Ангел Спартака

22
18
20
22
24
26
28
30

И что интересно — ни разу он, Аякс мой, про арену, про дела свои гладиаторские не вспомнил. Не иначе не «грех» это вовсе. А вот домик в Помпеях поминал часто. Мол, в той земле греховной грех над дверью каждой о грехе вещает, к греху манит!

Ну не над каждой дверью, конечно...

* * *Точным подобием, гость, изваял мою гордость художник Зависть уйми — и входи, гордость потешишь свою.

Гордость оказалась глиняной. Краска в нескольки местах осыпалась, но в целом смотрелась грозно. Наконечник гордости целился прямо в нас.

— Врет! — выдохнул Аякс, глазом своим единственным гордость меряя. — Не бывает такого! Но все равно...

— О-го-го! — согласилась я, хозяйскую выдумку оценив. Ну кто мимо такой двери пройдет, не остановится?

И как таберну кличут? «Приап»?

Аякс покрутил головой, хмыкнул:

— Почти. Теперь поняла, госпожа Папия, что за город эти Помпеи?

Таберна именовалась «Огогонус».

* * *

Стол в комнате был маленьким да еще хромым, поэтому дорожник расстелили прямо на полу. Неудобно, зато видно все: вот Рим проклятый, стенами окруженный, вот дорога Аппиева, вот дорога Латинская, вот Капуя... А вот и мы! Достала я из волос заколку — и прямо в кружок с надписью «Помпеи» вонзила.

С почином!

— Не увидел бы кто. — Аякс покосился на карту, рот скривил. — Заглянут в двери — и чего скажут? Приехал, значит, в Помпеи хрен одноглазый, «волчицу» смазливую привез, дабы передком поработала, — и принялся заколки тыкать. Где это, мол, сейчас когорты претора Клавдия Глабра обретаются?

Сейчас спрячу, — кивнула я. — Запомню только.

Аякс был прав — народ в Помпеях оказался глазастый и очень уж любопытным. Как и сам город, впрочем. Нас уже обо всем расспросили, со всех сторон оглядели, между собой перешептались. Оно и неплохо, нам скрывать нечего.

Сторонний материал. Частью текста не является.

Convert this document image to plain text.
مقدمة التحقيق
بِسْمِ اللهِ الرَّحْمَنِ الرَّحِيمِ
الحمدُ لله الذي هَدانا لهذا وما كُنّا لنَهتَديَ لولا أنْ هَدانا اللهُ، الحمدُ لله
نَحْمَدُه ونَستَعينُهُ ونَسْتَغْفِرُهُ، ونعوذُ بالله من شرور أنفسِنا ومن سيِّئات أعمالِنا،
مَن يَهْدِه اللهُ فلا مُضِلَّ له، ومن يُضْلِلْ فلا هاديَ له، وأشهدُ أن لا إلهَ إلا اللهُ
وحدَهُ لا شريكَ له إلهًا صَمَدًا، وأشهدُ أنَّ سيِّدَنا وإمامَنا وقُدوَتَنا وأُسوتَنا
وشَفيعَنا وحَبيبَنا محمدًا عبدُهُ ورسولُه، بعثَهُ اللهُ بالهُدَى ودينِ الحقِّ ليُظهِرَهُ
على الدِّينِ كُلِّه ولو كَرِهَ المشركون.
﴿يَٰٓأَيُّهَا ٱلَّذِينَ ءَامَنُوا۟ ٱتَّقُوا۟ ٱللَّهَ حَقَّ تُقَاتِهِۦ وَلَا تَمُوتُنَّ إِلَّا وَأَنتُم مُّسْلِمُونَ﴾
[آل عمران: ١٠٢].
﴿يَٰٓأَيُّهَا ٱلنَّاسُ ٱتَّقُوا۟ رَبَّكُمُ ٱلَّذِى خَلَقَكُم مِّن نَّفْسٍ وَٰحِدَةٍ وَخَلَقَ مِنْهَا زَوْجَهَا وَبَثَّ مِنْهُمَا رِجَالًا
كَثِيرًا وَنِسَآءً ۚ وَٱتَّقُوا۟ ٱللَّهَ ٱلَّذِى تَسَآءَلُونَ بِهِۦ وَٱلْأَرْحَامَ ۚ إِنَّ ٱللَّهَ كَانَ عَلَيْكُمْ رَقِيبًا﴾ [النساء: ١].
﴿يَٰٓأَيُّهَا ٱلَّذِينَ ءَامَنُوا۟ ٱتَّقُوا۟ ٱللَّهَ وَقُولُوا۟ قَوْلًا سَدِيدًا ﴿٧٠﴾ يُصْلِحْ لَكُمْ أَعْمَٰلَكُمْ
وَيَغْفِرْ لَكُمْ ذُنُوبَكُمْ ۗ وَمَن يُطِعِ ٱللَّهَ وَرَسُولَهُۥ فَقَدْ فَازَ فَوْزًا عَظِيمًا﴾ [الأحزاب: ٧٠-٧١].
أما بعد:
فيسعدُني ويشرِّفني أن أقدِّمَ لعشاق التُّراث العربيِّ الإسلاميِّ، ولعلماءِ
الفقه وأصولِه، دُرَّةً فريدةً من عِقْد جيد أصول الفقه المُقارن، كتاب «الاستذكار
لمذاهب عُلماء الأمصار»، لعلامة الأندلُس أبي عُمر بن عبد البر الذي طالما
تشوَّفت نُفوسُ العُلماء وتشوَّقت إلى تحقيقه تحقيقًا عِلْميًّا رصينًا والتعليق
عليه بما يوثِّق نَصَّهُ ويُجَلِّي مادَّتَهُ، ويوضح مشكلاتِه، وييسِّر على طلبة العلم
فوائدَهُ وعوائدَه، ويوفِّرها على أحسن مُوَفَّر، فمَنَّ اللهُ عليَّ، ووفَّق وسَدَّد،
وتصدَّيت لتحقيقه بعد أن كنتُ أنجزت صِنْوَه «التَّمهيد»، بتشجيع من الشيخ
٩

— …А если для полной ясности, госпожа Папия, то лупанарий и есть. «Волчатник», в общем. Весь город этот, Помпеи. Сюда не только со всей Кампании, из Рима даже приезжают, да разве только из Рима? Вот сейчас урожай соберут, скот с гор сгонят, сестерции в узелок завяжут — и сюда. Тут за каждой дверью... На что я виды видал, а сразу скажу: срам! Добро б еще девки, «волчицы» всякие, так и ведь и гладиаторы... Тьфу ты, и говорить не хочется. Поэтому, госпожа Папия, меня слушайся, не меньше, чем в Капуе, слушайся. Твое дело — здесь сидеть, о Клавдии Глабре думать. А уж я...

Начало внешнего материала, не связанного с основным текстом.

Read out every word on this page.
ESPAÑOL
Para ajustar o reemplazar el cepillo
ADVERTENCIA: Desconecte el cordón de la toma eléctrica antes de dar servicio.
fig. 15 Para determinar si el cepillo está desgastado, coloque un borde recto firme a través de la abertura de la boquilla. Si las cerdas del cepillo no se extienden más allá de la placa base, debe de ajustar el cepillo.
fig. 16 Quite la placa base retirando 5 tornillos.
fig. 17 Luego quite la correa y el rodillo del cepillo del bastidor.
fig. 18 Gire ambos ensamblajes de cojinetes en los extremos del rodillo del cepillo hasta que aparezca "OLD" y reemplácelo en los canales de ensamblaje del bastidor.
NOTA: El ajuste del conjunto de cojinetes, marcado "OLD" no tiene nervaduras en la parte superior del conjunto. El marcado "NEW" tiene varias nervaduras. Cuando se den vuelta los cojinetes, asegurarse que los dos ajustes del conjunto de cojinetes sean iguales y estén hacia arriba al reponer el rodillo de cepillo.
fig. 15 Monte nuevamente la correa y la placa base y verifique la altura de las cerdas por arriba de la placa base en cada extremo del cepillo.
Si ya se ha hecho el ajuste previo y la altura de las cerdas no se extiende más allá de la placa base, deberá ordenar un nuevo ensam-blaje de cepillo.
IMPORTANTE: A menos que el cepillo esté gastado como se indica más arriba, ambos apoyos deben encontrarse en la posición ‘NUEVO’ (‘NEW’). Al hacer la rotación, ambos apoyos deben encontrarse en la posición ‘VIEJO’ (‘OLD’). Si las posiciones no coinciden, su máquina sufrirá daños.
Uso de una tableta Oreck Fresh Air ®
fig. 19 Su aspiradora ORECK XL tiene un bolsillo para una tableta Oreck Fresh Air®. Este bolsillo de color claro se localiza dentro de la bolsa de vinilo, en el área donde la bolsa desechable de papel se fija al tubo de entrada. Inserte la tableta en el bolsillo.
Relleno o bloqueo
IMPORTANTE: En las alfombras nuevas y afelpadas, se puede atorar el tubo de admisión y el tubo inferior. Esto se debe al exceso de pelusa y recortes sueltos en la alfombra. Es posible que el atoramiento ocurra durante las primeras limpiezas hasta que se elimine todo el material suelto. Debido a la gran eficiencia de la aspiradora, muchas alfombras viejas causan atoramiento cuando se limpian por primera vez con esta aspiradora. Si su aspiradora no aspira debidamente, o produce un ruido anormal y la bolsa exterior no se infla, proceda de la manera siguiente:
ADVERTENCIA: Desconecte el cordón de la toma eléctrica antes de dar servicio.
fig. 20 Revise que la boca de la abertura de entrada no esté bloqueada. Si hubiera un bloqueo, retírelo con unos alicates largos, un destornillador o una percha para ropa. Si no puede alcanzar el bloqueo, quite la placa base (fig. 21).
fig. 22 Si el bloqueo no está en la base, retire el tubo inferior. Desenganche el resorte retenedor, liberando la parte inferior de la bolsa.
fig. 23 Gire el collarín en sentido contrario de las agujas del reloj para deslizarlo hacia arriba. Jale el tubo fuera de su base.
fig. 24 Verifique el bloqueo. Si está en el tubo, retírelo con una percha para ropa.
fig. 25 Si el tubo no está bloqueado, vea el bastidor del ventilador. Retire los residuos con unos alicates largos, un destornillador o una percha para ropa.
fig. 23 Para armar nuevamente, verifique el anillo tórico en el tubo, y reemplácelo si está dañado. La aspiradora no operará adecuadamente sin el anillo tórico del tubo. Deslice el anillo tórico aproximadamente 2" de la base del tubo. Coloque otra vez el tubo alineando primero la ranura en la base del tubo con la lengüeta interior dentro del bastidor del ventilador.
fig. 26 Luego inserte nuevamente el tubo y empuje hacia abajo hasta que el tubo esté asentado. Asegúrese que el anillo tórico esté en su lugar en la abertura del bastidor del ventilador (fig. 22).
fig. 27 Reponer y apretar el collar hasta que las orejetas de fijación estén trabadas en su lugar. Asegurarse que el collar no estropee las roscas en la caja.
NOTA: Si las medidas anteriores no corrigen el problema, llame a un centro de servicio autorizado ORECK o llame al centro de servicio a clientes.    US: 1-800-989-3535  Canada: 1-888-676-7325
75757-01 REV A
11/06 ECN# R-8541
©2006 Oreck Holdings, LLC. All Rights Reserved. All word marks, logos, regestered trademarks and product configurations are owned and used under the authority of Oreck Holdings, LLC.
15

— Я буду послушной, мой Аякс.

Я буду послушной. Я буду сидеть в «Огогонусе», я буду вспоминать дорожник (свернула, спрятала подальше), я буду думать только о преторе Гае Клавдии Пульхре Глабре, о его когортах — и ни о чем больше. Пять когорт вышли из Рима, но это не все, где-то есть шестая, а может, и седьмая, и еще, и еще.

Хотела войны, Папия Муцила, внучка консула Италии? Вот она, твоя война!

Далеко, очень далеко, мой Эномай, мои друзья, наш Везувий, ставший таким родным, привычным, мой дом, первый в жизни дом. Далеко — не здесь. Я не буду вспоминать, нельзя, это война, я буду думать только о когортах Клавдия Глабра! Римляне хитры, умны, они умеют воевать, эти волки, мы готовились целый год, и бой — первый наш бой! — проиграть нельзя. Спартак победит, обязательно победит, но для этого он должен знать о римских когортах все, даже больше, чем сам Клавдий Глабр.

Аякс, Аякс! Друг мой верный, наивный! Или я не ведадаю, что за город такой Помпеи? На это у нас со Спартаком есть Расчет. В Капуе, да и повсюду, сейчас стражу удвоили, каждого приезжего-прохожего трясут. Напугали мы мирную Кампанию, до самого Рима страх докатился. А Помпеям бояться нечего, потому как лупанарий с глиняными гордостями над дверями никто не трогает — и трогать не станет. Нет. И стен нет, и стражи мало — и народу полным-полно. Срам, говоришь? Срам после начнется, когда легионеров гордых ниже последней «волчицы» опустят!